If you want renewables, you also need gas
Yesterday, federal Labor gave preliminary approval for a 40-year extension to the North West Shelf (NWS) gas project in Western Australia. The existing permit was due to expire in 2030, and the project’s owner, Woodside, had been pushing for approval to extend it for six years.
I’ve got a couple of thoughts. First, it’s a great that a decision was finally made, and that it was a positive one. If the Labor government wants to push ahead with its renewables transition, then it needs gas. Nuclear is banned in this country, and coal has been given its marching orders. Without a massive, costly over-build of renewables and battery storage, you need something to bail you out during a dunkelflaute.
And in Australia, that something is gas. Fifteen percent of NWS production will be reserved for domestic use in Western Australia, including anything produced by a potential Browse Project expansion. While the economics of the reservation policy are highly dubious, there are still legitimate energy security considerations, and politically it will effectively cross-subsidise the renewables transition—i.e. households won’t ‘feel the pinch’ as much as they would have otherwise.

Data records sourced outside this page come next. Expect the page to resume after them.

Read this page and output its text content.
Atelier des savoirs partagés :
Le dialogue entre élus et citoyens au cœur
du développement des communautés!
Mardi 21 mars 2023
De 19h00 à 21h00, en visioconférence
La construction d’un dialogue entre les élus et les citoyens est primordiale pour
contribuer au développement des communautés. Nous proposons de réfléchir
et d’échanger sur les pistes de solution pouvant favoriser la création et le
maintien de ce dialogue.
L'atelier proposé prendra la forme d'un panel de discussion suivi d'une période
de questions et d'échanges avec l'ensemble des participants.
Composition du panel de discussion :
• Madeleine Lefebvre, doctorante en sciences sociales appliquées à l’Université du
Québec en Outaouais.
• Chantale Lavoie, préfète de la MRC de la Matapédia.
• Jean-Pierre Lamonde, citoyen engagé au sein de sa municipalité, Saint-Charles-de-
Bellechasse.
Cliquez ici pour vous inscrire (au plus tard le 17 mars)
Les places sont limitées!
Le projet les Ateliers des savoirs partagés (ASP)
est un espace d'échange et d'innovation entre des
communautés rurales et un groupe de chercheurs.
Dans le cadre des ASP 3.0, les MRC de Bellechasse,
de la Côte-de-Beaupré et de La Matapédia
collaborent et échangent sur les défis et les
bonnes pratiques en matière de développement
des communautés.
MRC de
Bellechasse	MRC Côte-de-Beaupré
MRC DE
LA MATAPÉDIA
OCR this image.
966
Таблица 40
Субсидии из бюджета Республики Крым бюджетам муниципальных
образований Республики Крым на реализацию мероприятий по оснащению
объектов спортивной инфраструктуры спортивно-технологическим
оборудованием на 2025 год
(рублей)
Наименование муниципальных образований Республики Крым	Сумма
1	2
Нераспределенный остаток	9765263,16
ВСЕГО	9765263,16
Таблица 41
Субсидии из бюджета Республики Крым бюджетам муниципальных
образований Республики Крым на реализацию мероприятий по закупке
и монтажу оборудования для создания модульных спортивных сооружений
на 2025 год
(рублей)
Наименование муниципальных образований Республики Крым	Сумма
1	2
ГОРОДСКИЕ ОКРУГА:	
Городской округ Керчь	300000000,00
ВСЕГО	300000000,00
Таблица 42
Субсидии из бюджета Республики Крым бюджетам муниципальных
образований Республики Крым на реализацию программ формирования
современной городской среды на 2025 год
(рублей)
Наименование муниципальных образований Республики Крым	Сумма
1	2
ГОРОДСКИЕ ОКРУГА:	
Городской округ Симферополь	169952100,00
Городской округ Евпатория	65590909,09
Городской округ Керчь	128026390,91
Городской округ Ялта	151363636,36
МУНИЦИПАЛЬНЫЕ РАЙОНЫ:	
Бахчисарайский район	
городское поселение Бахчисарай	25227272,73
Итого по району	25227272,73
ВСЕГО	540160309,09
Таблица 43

But why did it take six years?! If we want to continue enjoying nice things in this country, taking six years to approve a gas project is not the way to go about it—and this project already existed! I do worry that by dragging its feet for so long, the Albanese government has done damage to foreign investors considering new major gas projects in Australia. The fact that Resources Minister Madeleine King fired a mob boss-like shot across the industry’s bow, saying Australians are “tired of seeing our vast gas resources exported overseas… [the] gas industry should pay careful attention to public concern of rising gas prices and supply gaps”, only strengthens that worry.
As for the environmental concerns, they’re being overblown. For example, the Australian Conservation Foundation asserted:
“That the gas is destined for export makes no difference to its climate impact. It will be felt by Australians through more intense and frequent extreme weather events like bushfires, heatwaves, floods and coral deaths.”
No, it won’t. You can’t compare the world as it exists against a hypothetical fantasy land where there’s some binary choice between more natural gas or more renewables.
In the real world, gas is primarily replacing coal—it’s a “bridge” energy as nations make the costly switch to zero-carbon alternatives like renewables and nuclear—and it emits around half as much carbon as coal for an equivalent amount of energy. As a substitute for coal, more gas (LNG) being exported onto global markets will reduce its price, causing more people to switch from coal to gas, reducing the demand for coal (the demand curve shifts down to the left).
In other words, the NWS extension is likely to lower the amount of global carbon emissions, not raise them. To the extent that such exports have any influence on climate change and its links to weather severity and frequency, the project’s extension will be felt by Australians through fewer such events, not more!